Examples of historical blunders caused by translation errors includes the famous Pole Position which occurred when the 39th President of the United States Jimmy Carter visited Poland in 1977. The translator hired by the United States was inexperienced in translating the Polish language to English. President Carter though his interpreter ended up making several embarrassing translation slip-ups. The most noteworthy blunder he made was when he uttered the words “your lusts for the future,” instead of “your desires for the future.” This moment is deemed one of America’s most embarrassing diplomatic moments in history.
Did you know that the historic Hiroshima and Nagasaki bombings is attributed to poor translation? In 1945 during the 2nd World War, the United States was starting to incur massive losses in lives and also financially. This forced them to issue the Potsdam Declaration, stating that Japan should surrender immediately or be totally annihilated.

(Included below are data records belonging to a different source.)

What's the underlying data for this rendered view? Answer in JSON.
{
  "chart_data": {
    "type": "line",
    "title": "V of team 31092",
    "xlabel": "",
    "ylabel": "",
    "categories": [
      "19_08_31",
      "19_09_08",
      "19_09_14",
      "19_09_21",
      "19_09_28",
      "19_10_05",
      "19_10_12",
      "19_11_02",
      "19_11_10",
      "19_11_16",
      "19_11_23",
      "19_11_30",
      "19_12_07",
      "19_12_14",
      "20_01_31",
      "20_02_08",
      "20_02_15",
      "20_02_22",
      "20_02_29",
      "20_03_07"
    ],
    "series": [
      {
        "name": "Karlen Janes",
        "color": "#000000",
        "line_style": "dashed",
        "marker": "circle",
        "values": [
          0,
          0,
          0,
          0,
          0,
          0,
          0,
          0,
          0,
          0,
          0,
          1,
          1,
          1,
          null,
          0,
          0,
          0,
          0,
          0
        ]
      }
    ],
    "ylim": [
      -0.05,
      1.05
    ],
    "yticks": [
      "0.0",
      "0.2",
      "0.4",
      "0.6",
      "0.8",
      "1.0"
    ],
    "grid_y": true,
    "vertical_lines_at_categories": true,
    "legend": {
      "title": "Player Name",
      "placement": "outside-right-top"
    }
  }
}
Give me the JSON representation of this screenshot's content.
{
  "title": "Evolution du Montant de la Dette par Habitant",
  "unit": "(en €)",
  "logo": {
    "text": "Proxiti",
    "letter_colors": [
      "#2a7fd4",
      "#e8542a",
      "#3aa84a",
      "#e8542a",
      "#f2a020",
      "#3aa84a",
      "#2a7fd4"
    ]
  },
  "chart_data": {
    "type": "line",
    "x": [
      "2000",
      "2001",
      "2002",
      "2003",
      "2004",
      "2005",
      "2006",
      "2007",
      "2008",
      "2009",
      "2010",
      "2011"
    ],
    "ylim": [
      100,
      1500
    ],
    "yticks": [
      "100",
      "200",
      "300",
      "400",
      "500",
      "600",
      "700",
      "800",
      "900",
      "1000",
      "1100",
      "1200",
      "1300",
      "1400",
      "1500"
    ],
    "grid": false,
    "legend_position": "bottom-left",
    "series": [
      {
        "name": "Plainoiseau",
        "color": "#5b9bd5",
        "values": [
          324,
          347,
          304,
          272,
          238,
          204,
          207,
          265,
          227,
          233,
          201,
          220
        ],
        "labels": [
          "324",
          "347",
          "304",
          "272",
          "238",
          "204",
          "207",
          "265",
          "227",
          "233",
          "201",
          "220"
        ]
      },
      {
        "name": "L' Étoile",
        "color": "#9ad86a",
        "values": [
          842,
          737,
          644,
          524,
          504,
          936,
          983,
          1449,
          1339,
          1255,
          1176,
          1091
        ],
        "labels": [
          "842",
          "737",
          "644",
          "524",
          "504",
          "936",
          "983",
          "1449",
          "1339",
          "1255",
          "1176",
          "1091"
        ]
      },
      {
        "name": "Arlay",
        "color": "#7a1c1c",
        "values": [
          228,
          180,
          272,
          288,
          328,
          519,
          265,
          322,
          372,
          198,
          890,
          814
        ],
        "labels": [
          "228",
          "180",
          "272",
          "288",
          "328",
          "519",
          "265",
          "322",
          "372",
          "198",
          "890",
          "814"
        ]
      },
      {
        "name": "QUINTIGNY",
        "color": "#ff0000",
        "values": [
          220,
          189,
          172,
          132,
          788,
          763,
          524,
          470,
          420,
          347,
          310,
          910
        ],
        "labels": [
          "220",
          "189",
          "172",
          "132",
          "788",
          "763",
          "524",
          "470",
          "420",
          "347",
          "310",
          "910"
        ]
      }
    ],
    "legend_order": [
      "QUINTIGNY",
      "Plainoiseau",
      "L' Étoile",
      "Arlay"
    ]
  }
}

The Japanese prime minister then issued a statement that loosely translated to ” Please give us several days to consider this and we’ll get back to you.” The only problem is that the prime minister used the term mokusatsu which has several different meanings. One meaning implies snubbing the other party with contempt. Sadly, this is the translation the United States used once they received the message, and after ten days the first atomic bomb was dropped on Hiroshima.
The list of global blunders caused by mistranslations cannot be exhausted, thus proving the influence of translation in our society, and how even the slightest mistake in translation can cause havoc. Proper translation is crucial and will remain so for both economies and individuals in the foreseeable future.